- Location: South Australia
- Nearest city: Port Adelaide.
- Coordinates: 34°47′01″S 138°32′43″E﻿ / ﻿34.7836°S 138.5454°E
- Area: 29.60 km^{2} (11.43 sq mi)
- Established: 23 August 1973
- Governing body: Primary Industries and Regions SA (PIRSA)

= Barker Inlet – St Kilda Aquatic Reserve =

Protected area in South Australia

Barker Inlet – St Kilda Aquatic Reserve is a marine protected area in the Australian state of South Australia located in waters adjoining the east coast of Gulf St Vincent in Barker Inlet about 16 km north of the state capital of Adelaide.

The aquatic reserve covers the extent of the Barker Inlet to the south of the St Kilda boat channel as well as two natural channels, the Angas Inlet and the east part of the North Arm, and land subject to tidal inundation on the east side of Torrens Island, all sides of Garden Island and in the suburbs of Gillman, Dry Creek, Bolivar and St Kilda (from west to east).
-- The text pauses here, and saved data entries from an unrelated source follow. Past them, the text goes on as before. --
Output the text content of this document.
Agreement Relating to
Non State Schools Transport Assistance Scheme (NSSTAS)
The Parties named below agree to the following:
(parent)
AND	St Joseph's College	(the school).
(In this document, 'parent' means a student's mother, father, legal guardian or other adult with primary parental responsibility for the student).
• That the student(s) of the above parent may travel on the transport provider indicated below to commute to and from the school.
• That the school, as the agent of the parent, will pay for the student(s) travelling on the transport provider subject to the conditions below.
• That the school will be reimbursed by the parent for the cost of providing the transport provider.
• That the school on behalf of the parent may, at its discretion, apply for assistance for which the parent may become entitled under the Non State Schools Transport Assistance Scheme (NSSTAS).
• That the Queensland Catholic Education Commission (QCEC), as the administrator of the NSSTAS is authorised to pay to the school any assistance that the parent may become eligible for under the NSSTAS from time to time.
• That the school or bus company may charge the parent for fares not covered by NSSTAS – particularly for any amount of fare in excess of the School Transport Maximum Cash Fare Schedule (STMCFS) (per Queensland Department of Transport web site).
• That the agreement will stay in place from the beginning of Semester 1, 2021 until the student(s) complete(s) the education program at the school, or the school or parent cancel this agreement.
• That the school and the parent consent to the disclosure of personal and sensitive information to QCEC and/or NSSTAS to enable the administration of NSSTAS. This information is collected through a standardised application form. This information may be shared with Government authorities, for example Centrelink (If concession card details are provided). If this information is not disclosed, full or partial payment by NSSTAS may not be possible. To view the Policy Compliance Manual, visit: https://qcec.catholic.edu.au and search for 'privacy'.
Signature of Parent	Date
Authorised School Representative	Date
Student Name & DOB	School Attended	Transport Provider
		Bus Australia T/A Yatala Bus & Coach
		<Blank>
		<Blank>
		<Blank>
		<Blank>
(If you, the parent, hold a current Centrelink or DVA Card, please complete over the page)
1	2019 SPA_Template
It is bounded to its immediate north by the St Kilda – Chapman Creek Aquatic Reserve.

The reserve, which is classified as an IUCN Category VI protected area, was declared in 1973 for the purpose of "conservation of mangrove seagrass communities and for the protection of nursery areas for several important commercial and recreational species, including the western king prawn, King George whiting, yellowfin whiting and blue swimmer crabs for fisheries management". Permitted activities are boating, removal of fish by rod and line or handline and collection of blood worms for bait by use of a hand net. It shares territory with the Adelaide Dolphin Sanctuary, the Adelaide International Bird Sanctuary and the Torrens Island Conservation Park.